Abstract

Previous studies have indicated an inverse relationship between aerobic physical activity (PA) and risk of diabetes-related mortality (DRM). Limitations of these previous studies include lack of a measure of PA duration, lack of a representative sample of the U.S. population, only consideration of leisure-time PA measures (LTPA), and no examination of the potential contribution of muscular strengthening activity (MSA) to risk reduction of DRM. The continuous National Health and Nutrition Examination Survey (NHANES) remedies these limitations as the PA questionnaires include data on a PA across different domains, MSA, and duration of all PA measures. PURPOSE: To examine the relationship between meeting the 2018 PA guidelines, for both total aerobic activity and MSA, and DRM. METHODS: The study sample (n=13,739), included adult (20-79 years of age) participants from the 1999-2006 NHANES. Using the 2018 aerobic and MSA guidelines, PA was categorized into 6 categories: category 1 (no aerobic PA and no MSA), category 2 (insufficient aerobic PA and no MSA), category 3 (meet aerobic PA and no MSA), category 4 (no aerobic PA and meet MSA), category 5 (insufficient aerobic PA and meet MSA), and category 6 (meeting both recommendations).
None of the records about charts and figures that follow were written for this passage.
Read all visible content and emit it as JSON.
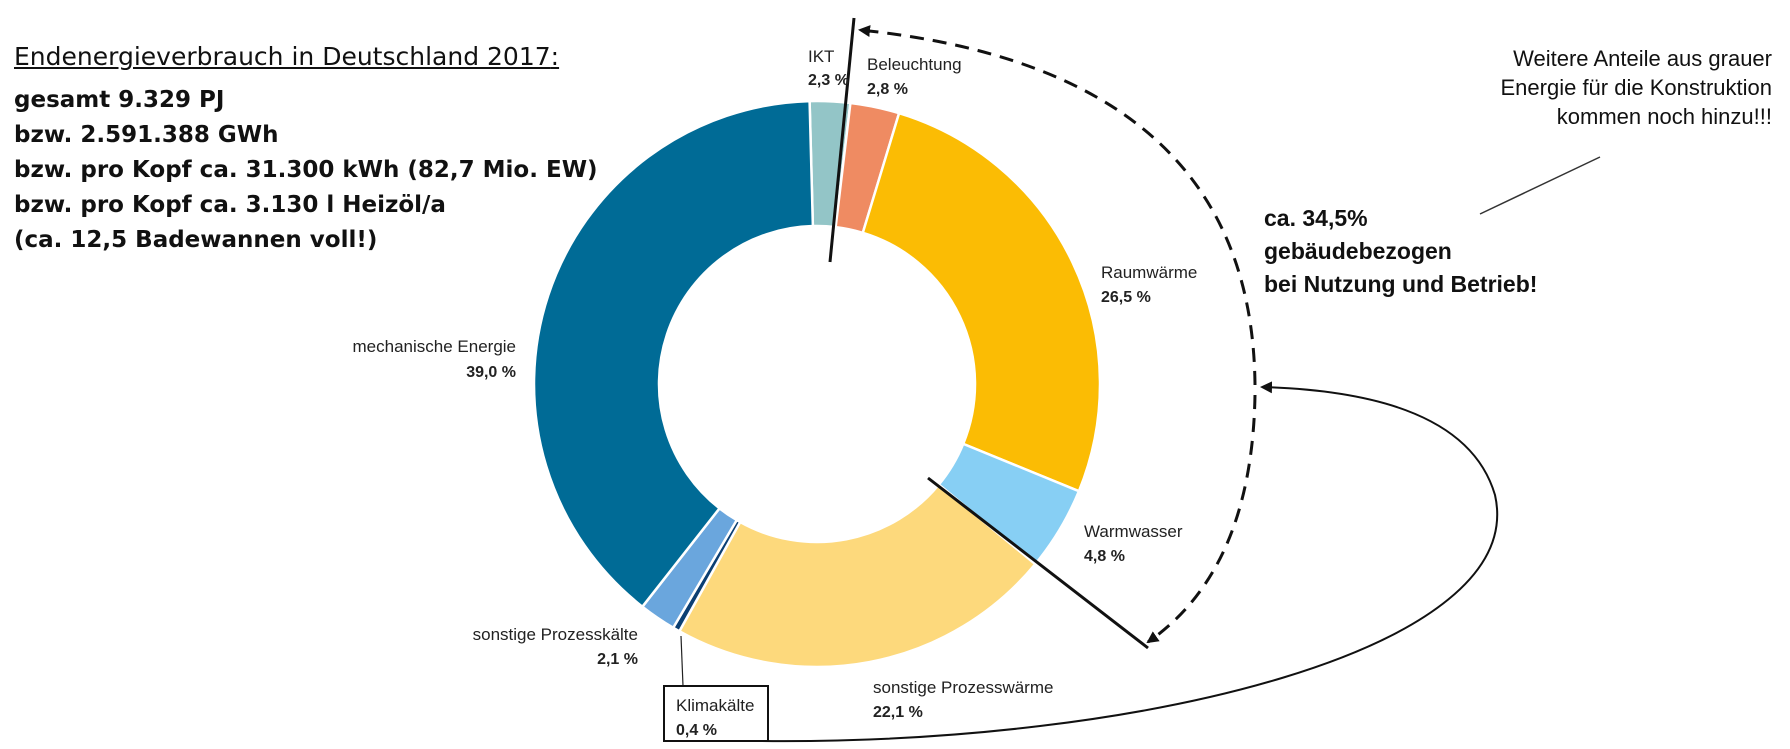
{
  "info": {
    "title": "Endenergieverbrauch in Deutschland 2017",
    "title_suffix": ":",
    "lines": [
      "gesamt 9.329 PJ",
      "bzw. 2.591.388 GWh",
      "bzw. pro Kopf ca. 31.300 kWh (82,7 Mio. EW)",
      "bzw. pro Kopf ca. 3.130 l Heizöl/a",
      "(ca. 12,5 Badewannen voll!)"
    ]
  },
  "notes": {
    "grey_energy": [
      "Weitere Anteile aus grauer",
      "Energie für die Konstruktion",
      "kommen noch hinzu!!!"
    ],
    "building": [
      "ca. 34,5%",
      "gebäudebezogen",
      "bei Nutzung und Betrieb!"
    ]
  },
  "chart_data": {
    "type": "pie",
    "style": "donut",
    "title": "",
    "slices": [
      {
        "label": "IKT",
        "pct_text": "2,3 %",
        "value": 2.3,
        "color": "#93c5c7"
      },
      {
        "label": "Beleuchtung",
        "pct_text": "2,8 %",
        "value": 2.8,
        "color": "#ef8b62"
      },
      {
        "label": "Raumwärme",
        "pct_text": "26,5 %",
        "value": 26.5,
        "color": "#fbbc04"
      },
      {
        "label": "Warmwasser",
        "pct_text": "4,8 %",
        "value": 4.8,
        "color": "#87cff4"
      },
      {
        "label": "sonstige Prozesswärme",
        "pct_text": "22,1 %",
        "value": 22.1,
        "color": "#fdd97c"
      },
      {
        "label": "Klimakälte",
        "pct_text": "0,4 %",
        "value": 0.4,
        "color": "#0b3f73"
      },
      {
        "label": "sonstige Prozesskälte",
        "pct_text": "2,1 %",
        "value": 2.1,
        "color": "#6aa6dd"
      },
      {
        "label": "mechanische Energie",
        "pct_text": "39,0 %",
        "value": 39.0,
        "color": "#006b96"
      }
    ]
  }
}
The dependent variable in this study was DRM, which includes those who had diabetes as the primary cause of death as well as those with diabetes listed as an underlying cause of death. Cox-proportional hazard models were used for all analyses, adjusting for age, gender, race-ethnicity, education, self-reported smoking, self-reported physician diagnosed diabetes, HbA1c, and body mass index. Category 1 served as the reference group. RESULTS: Significant risk reductions for DRM were found in PA category 2 (HR = 0.62; 95% CI, 0.45-0.85), category 3 (HR = 0.48; 95% CI, 0.31-0.74) and category 6 (HR = 0.32; 95% CI, 0.15-0.69). CONCLUSIONS: Results suggest that aerobic PA has a significant, pronounced effect on reducing risk for DRM. MSA alone showed no effect on reducing DRM risk. However, meeting both recommendations led to greater risk reduction for DRM.